Неожиданно свиньи в сарае стали со страшной силой визжать.
— Феликс, знаешь что, пойди, перестреляй их напрочь!
Феликс скрылся в доме и через минуту появился на улице, держа в правой руке маслянисто отсвечивающий шотган. Однако стоило ему открыть дверь сарая, как свиньи враз замолчали.
— Ладно, пусть их, — бросил Яков, — патроны — четыре грина штука.
Феликс вновь появился на балконе.
— Значит, и свиньи чуют, а мы нет.
— Значит, так.
Прошло полтора томительных часа. Потянуло дымом отдаленных пожаров, и волосатая морда златокрота уже встала на горизонте, наподобие ползущей на зов пророка горы.
— Знаешь, Яша…
— Чего?
Трещина на стене то становилась шире, то обретала статус-кво, и пол неприятно, тошно подрагивал. Колокольни Сергиева Посада стали звонить, вяло и аритмично. Звук этот вызывал сосущую и страшную, очень далеко уводящую в джунгли депрессивных эмоций тоску. Странно, пыльно и багрово стемнело, и ни одной птицы не было в пурпурными волосами покрытом небе.
— У этой твари, Яша, в желудке слабый раствор соляной кислоты, а пища там перетирается валунами, оставшимися от ледников, и осколками крупнейших метеоритов.
— Это тебе Сенкевич сказал?
— Может, нам лучше харакири какое сочинить, или… вот, например, отдельные валдайские шаманы, я читал, глотают в ритуальных целях раскаленный болт.
— Это да, конечно, но позже, когда он башню Останкинскую сожрет.
— Думаешь, надежда?
— Надежда — это то, что умирает. Но все-таки не зря же эту дуру тут построили… А вот китаянку надо бы быстрей порешить.
— Это почему так?
— Видел, как она на экран смотрела? Не втыкает она. Ты за ней еще по всему поселку бегать будешь, как за курой безголовой… под грохот рушащихся крыш.
— Чего ты на меня вылупился? Хочешь, чтобы я?
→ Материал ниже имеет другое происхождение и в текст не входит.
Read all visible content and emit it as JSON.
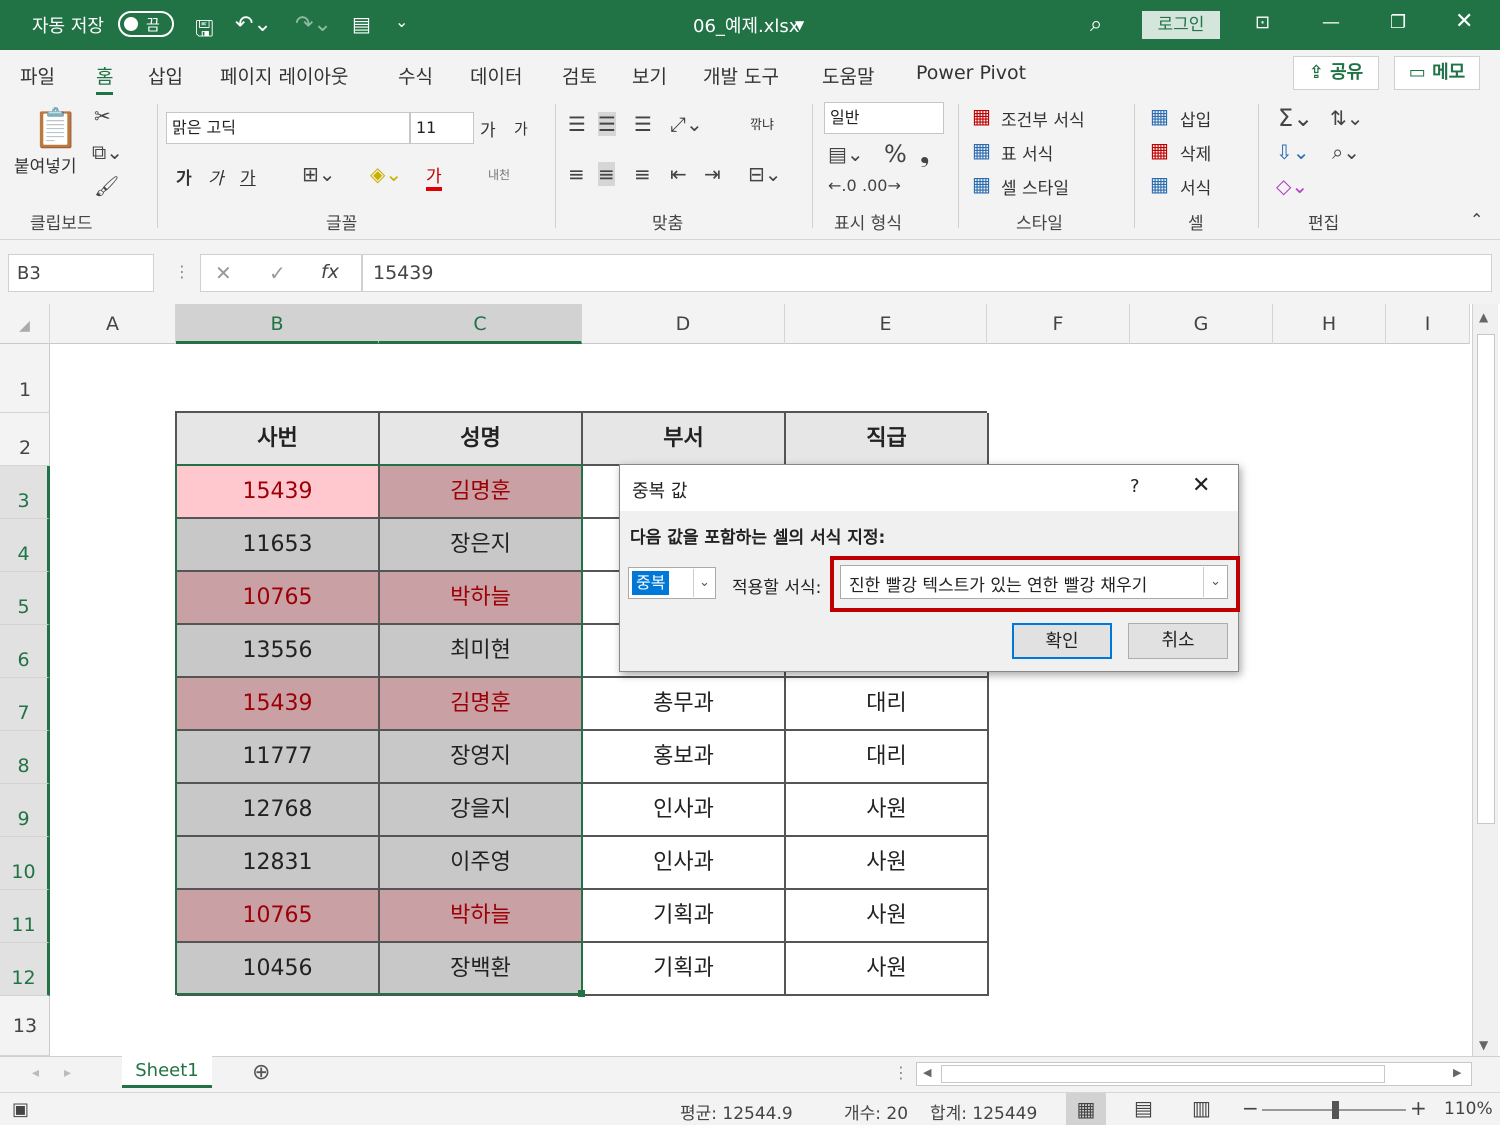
{
  "titlebar": {
    "autosave": "자동 저장",
    "toggle": "끔",
    "filename": "06_예제.xlsx",
    "login": "로그인"
  },
  "menu": {
    "items": [
      "파일",
      "홈",
      "삽입",
      "페이지 레이아웃",
      "수식",
      "데이터",
      "검토",
      "보기",
      "개발 도구",
      "도움말",
      "Power Pivot"
    ],
    "share": "공유",
    "memo": "메모"
  },
  "ribbon": {
    "clipboard": {
      "paste": "붙여넣기",
      "group": "클립보드"
    },
    "font": {
      "name": "맑은 고딕",
      "size": "11",
      "grow": "가",
      "shrink": "가",
      "bold": "가",
      "italic": "가",
      "underline": "가",
      "fontcolor": "가",
      "phonetic": "내천",
      "group": "글꼴"
    },
    "align": {
      "wrap": "깎냐",
      "group": "맞춤"
    },
    "number": {
      "format": "일반",
      "group": "표시 형식"
    },
    "styles": {
      "cond": "조건부 서식",
      "table": "표 서식",
      "cell": "셀 스타일",
      "group": "스타일"
    },
    "cells": {
      "insert": "삽입",
      "delete": "삭제",
      "format": "서식",
      "group": "셀"
    },
    "edit": {
      "group": "편집"
    }
  },
  "formula": {
    "namebox": "B3",
    "fx": "fx",
    "value": "15439"
  },
  "columns": [
    "A",
    "B",
    "C",
    "D",
    "E",
    "F",
    "G",
    "H",
    "I"
  ],
  "rows": [
    "1",
    "2",
    "3",
    "4",
    "5",
    "6",
    "7",
    "8",
    "9",
    "10",
    "11",
    "12",
    "13"
  ],
  "table": {
    "headers": [
      "사번",
      "성명",
      "부서",
      "직급"
    ],
    "rows": [
      [
        "15439",
        "김명훈",
        "",
        ""
      ],
      [
        "11653",
        "장은지",
        "",
        ""
      ],
      [
        "10765",
        "박하늘",
        "",
        ""
      ],
      [
        "13556",
        "최미현",
        "",
        ""
      ],
      [
        "15439",
        "김명훈",
        "총무과",
        "대리"
      ],
      [
        "11777",
        "장영지",
        "홍보과",
        "대리"
      ],
      [
        "12768",
        "강을지",
        "인사과",
        "사원"
      ],
      [
        "12831",
        "이주영",
        "인사과",
        "사원"
      ],
      [
        "10765",
        "박하늘",
        "기획과",
        "사원"
      ],
      [
        "10456",
        "장백환",
        "기획과",
        "사원"
      ]
    ]
  },
  "dialog": {
    "title": "중복 값",
    "help": "?",
    "prompt": "다음 값을 포함하는 셀의 서식 지정:",
    "type": "중복",
    "applylabel": "적용할 서식:",
    "format": "진한 빨강 텍스트가 있는 연한 빨강 채우기",
    "ok": "확인",
    "cancel": "취소"
  },
  "sheet": {
    "tab": "Sheet1"
  },
  "status": {
    "avg": "평균: 12544.9",
    "count": "개수: 20",
    "sum": "합계: 125449",
    "zoom": "110%"
  },
  "colors": {
    "accent": "#217346",
    "dupfill": "#ffc7ce",
    "duptext": "#9c0006",
    "highlight": "#c00000"
  }
}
— А что ты вчера говорил, когда на нее ошейник примерял?
— Что говорил?
— Говорил, что шейка нежная, хоть сейчас под топор.
— И что с того.
— А то, что мои эротические грезы не столь богаты, да и беллетристика о глотателях запчастей вне моего круга чтения.
Налетел шквал сухого бездушного грязно-оранжевого ветра. Яков обернулся и посмотрел на Феликса. Тот стоял в полный рост, расправив вдруг ставшие широкими плечи. Исчез куда-то животик, и в зеркальных его очках застыл наискось весь окружающий ландшафт. В руке Феликс держал широкий, хромированный швейцарский тесак. На кончике тесака, равно как и на конце дужки очков, застыли две розовых, мохнатых искры.
— Ну что ж, я пошел, — произнес он с удивительной, жизнеутверждающей и обреченной одновременно, интонацией.
В окне, с другой стороны дома лопнуло и осыпалось стекло. Яков отвернулся.
Яков посмотрел на часы. Минутная стрелка на них расплылась мелкой ноябрьской водяной рябью, и тут же кристаллизовалась вновь, но сорока минутами позднее. Яков тряхнул головой и пробормотал: «Тише, тише олово, поросячью голову, было, пролетало, дрогнуло, пропало», и сплюнул через левое плечо за спину.